Não existe futebol em isolamento. A prevenção ao contágio, neste ambiente, é impossível. Então, sendo o Covid-19 uma doença de alto contágio, qualquer medida adotada para dar segurança aos jogadores em uma partida será ineficaz.
A natureza da atividade gera a exposição anormal a risco e o contato direto. E este fato independe de prova, sendo público e notório, daí se mostra inútil eventual defesa patronal baseada em mero ônus probatório.
A não ser que promovam a partida utilizando de EPI suficiente à neutralização do contágio (roupas anticontaminação, visualmente simulando uma partida entre astronautas), o que é impensável, o Covid-19, no futebol, deverá ser considerado doença ocupacional.
E a repercussão dessa natureza jurídica para os clubes é fatal. Confirmada pelo Tribunal, haverá responsabilidade de envergadura, incluindo aí danos materiais e morais, sem contar ações regressivas do INSS, ações civis públicas, dentre outras.
Não há defesa possível a se esquivar desta responsabilidade. Expor os jogadores a uma partida nesse momento de calamidade, com o conhecimento notório do alto grau de contágio da Covid-19, inclusive de sua alta taxa de mortalidade (já passamos a marca dos 100 mil mortos e nada indica que irá estacionar), os clubes assumem o risco à integralidade.
Na jurisprudência, os clubes terão dificuldade de encontrar tese que satisfaça seus interesses. E a coisa fica pior para clubes que não contratam seguro de acidentes de trabalho desportivo. Pelo artigo 45 da lei 9.615/98, “as entidades de prática desportiva são obrigadas a contratar seguro de vida e de acidentes pessoais, vinculado à atividade desportiva, para os atletas profissionais, com o objetivo de cobrir os riscos a que eles estão sujeitos”.
Seu valor, conforme dispõe o § 1º do mesmo artigo 45, chega a um mínimo de 13 vezes a remuneração, ou no texto oficial: “A importância segurada deve garantir ao atleta profissional, ou ao beneficiário por ele indicado no contrato de seguro, o direito a indenização mínima correspondente ao valor anual da remuneração pactuada”.
E mais, o clube fica responsável por toda a logística, contratação e atendimento médico em um momento em que faltam UTI’s suficientes para atender a população.
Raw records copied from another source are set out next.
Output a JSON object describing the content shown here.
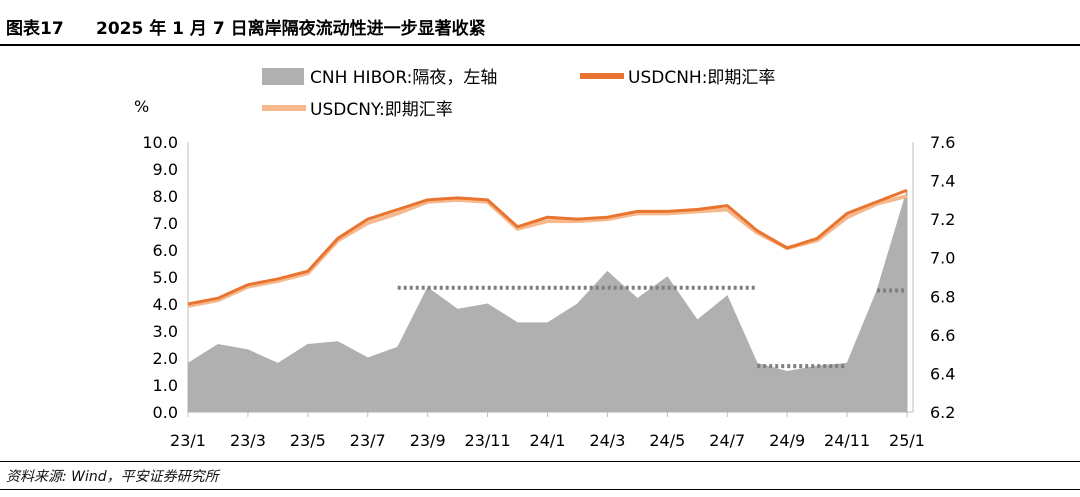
{
  "figure": {
    "number": "图表17",
    "title": "2025 年 1 月 7 日离岸隔夜流动性进一步显著收紧",
    "source": "资料来源: Wind，平安证券研究所"
  },
  "colors": {
    "hibor": "#b0b0b0",
    "usdcnh": "#e8742f",
    "usdcny": "#f6b98d",
    "dotted": "#7f7f7f"
  },
  "chart_data": {
    "type": "line",
    "left_axis_unit": "%",
    "left_ticks": [
      "10.0",
      "9.0",
      "8.0",
      "7.0",
      "6.0",
      "5.0",
      "4.0",
      "3.0",
      "2.0",
      "1.0",
      "0.0"
    ],
    "right_ticks": [
      "7.6",
      "7.4",
      "7.2",
      "7.0",
      "6.8",
      "6.6",
      "6.4",
      "6.2"
    ],
    "x_ticks": [
      "23/1",
      "23/3",
      "23/5",
      "23/7",
      "23/9",
      "23/11",
      "24/1",
      "24/3",
      "24/5",
      "24/7",
      "24/9",
      "24/11",
      "25/1"
    ],
    "ylim_left": [
      0,
      10
    ],
    "ylim_right": [
      6.2,
      7.6
    ],
    "series": [
      {
        "name": "CNH HIBOR:隔夜，左轴",
        "type": "area",
        "axis": "left",
        "x": [
          "23/1",
          "23/2",
          "23/3",
          "23/4",
          "23/5",
          "23/6",
          "23/7",
          "23/8",
          "23/9",
          "23/10",
          "23/11",
          "23/12",
          "24/1",
          "24/2",
          "24/3",
          "24/4",
          "24/5",
          "24/6",
          "24/7",
          "24/8",
          "24/9",
          "24/10",
          "24/11",
          "24/12",
          "25/1"
        ],
        "values": [
          1.8,
          2.5,
          2.3,
          1.8,
          2.5,
          2.6,
          2.0,
          2.4,
          4.6,
          3.8,
          4.0,
          3.3,
          3.3,
          4.0,
          5.2,
          4.2,
          5.0,
          3.4,
          4.3,
          1.8,
          1.5,
          1.7,
          1.8,
          4.5,
          8.2
        ]
      },
      {
        "name": "USDCNH:即期汇率",
        "type": "line",
        "axis": "right",
        "x": [
          "23/1",
          "23/2",
          "23/3",
          "23/4",
          "23/5",
          "23/6",
          "23/7",
          "23/8",
          "23/9",
          "23/10",
          "23/11",
          "23/12",
          "24/1",
          "24/2",
          "24/3",
          "24/4",
          "24/5",
          "24/6",
          "24/7",
          "24/8",
          "24/9",
          "24/10",
          "24/11",
          "24/12",
          "25/1"
        ],
        "values": [
          6.76,
          6.79,
          6.86,
          6.89,
          6.93,
          7.1,
          7.2,
          7.25,
          7.3,
          7.31,
          7.3,
          7.16,
          7.21,
          7.2,
          7.21,
          7.24,
          7.24,
          7.25,
          7.27,
          7.14,
          7.05,
          7.1,
          7.23,
          7.29,
          7.35
        ]
      },
      {
        "name": "USDCNY:即期汇率",
        "type": "line",
        "axis": "right",
        "x": [
          "23/1",
          "23/2",
          "23/3",
          "23/4",
          "23/5",
          "23/6",
          "23/7",
          "23/8",
          "23/9",
          "23/10",
          "23/11",
          "23/12",
          "24/1",
          "24/2",
          "24/3",
          "24/4",
          "24/5",
          "24/6",
          "24/7",
          "24/8",
          "24/9",
          "24/10",
          "24/11",
          "24/12",
          "25/1"
        ],
        "values": [
          6.75,
          6.78,
          6.85,
          6.88,
          6.92,
          7.09,
          7.18,
          7.23,
          7.29,
          7.3,
          7.29,
          7.15,
          7.19,
          7.19,
          7.2,
          7.23,
          7.23,
          7.24,
          7.25,
          7.13,
          7.05,
          7.09,
          7.21,
          7.28,
          7.32
        ]
      }
    ],
    "reference_levels": [
      {
        "from": "23/8",
        "to": "24/8",
        "value": 4.6
      },
      {
        "from": "24/8",
        "to": "24/11",
        "value": 1.7
      },
      {
        "from": "24/12",
        "to": "25/1",
        "value": 4.5
      }
    ]
  }
}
É o teor do §2º do artigo 45: “A entidade de prática desportiva é responsável pelas despesas médico-hospitalares e de medicamentos necessários ao restabelecimento do atleta enquanto a seguradora não fizer o pagamento da indenização a que se refere o § 1o deste artigo”.
Para se ter uma ideia do risco apenas financeiro, um atleta de primeiro escalão, que disputa a Série A do Campeonato Brasileiro promovido pela CBF, recebe salário mensal de 500 mil reais. Logo, no caso de morte do profissional, somente a título de indenização substitutiva por seguro não contratado, o clube já inicia com responsabilidade de 6,5 milhões de reais. E não para por aí. As indenizações materiais e morais também levarão em conta o valor desse salário. No final, para um único jogador, um clube poderá se tornar devedor de valores superiores a 15 milhões de reais.
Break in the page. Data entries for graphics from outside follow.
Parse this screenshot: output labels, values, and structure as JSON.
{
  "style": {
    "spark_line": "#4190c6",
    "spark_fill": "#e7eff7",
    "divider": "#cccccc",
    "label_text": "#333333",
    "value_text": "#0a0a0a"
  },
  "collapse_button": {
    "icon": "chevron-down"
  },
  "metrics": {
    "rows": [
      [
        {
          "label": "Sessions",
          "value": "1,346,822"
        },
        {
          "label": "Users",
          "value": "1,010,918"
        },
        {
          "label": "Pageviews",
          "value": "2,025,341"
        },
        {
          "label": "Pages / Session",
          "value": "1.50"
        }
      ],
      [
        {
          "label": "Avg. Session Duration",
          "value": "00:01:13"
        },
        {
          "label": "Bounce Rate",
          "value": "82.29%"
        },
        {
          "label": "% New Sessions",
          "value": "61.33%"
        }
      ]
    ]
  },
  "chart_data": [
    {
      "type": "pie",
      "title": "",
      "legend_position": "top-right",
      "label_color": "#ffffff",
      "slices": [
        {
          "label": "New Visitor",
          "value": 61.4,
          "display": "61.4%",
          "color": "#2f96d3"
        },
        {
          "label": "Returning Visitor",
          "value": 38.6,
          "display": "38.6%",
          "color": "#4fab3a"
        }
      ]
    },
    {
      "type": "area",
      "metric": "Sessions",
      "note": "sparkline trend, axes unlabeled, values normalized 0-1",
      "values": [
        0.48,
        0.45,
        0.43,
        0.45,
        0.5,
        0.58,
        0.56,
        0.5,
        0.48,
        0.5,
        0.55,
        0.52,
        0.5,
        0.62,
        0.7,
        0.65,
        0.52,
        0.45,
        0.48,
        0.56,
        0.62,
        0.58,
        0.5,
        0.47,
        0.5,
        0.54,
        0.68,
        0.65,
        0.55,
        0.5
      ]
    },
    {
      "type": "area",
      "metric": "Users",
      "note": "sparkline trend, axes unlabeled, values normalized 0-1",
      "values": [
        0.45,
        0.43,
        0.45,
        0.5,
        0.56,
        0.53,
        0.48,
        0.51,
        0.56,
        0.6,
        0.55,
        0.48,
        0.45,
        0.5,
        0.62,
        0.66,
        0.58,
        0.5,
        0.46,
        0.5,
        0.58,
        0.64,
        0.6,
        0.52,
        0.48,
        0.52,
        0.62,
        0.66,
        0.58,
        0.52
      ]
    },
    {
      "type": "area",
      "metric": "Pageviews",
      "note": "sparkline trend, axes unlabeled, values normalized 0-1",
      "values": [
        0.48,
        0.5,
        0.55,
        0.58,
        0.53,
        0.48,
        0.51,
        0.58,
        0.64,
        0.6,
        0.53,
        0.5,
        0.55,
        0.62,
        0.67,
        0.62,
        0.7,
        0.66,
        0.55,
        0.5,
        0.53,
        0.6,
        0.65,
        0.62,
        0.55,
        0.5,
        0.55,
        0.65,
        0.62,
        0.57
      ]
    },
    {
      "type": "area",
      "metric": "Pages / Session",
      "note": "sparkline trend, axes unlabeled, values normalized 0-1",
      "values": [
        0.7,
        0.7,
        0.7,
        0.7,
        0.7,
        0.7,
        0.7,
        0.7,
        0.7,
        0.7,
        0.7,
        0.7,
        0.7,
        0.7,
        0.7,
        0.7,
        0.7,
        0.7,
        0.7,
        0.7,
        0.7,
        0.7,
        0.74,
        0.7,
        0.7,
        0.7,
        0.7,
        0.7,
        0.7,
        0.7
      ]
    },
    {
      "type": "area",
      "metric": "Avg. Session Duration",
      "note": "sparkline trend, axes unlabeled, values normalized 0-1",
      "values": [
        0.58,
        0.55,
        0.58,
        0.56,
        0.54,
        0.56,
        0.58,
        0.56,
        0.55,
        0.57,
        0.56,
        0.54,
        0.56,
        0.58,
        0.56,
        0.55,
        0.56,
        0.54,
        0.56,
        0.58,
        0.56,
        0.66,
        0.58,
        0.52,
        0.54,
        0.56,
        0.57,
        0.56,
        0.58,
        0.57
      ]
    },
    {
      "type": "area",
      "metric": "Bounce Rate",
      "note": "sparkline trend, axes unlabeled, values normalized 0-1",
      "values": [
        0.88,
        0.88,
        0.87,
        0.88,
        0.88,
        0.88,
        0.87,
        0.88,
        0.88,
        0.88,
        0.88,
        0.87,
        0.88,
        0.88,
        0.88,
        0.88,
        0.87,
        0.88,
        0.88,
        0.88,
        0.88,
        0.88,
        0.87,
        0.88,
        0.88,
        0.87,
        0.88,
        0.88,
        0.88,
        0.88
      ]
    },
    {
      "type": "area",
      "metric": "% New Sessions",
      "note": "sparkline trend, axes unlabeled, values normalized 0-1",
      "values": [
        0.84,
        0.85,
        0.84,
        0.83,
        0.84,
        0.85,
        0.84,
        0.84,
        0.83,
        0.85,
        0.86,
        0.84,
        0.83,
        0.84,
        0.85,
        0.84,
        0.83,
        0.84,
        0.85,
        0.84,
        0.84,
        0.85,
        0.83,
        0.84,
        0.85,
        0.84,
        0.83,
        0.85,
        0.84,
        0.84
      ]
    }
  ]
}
Não será uma surpresa se os clubes repassarem parte dessa dívida às entidades de administração do futebol estadual e nacional, uma vez que as partidas estão sendo realizadas por imposição dessas entidades, logo, poderão ser consideradas solidariamente responsáveis pela reparação, por força do artigo 942 e parágrafo único do CC.
É por tudo isso, que o retorno do futebol profissional, nesse cenário, implica em risco objetivo à integridade física e à vida dos atletas e suas famílias, repercutindo em passivo trabalhista portentoso a impactar no já combalido cofre dos clubes de futebol.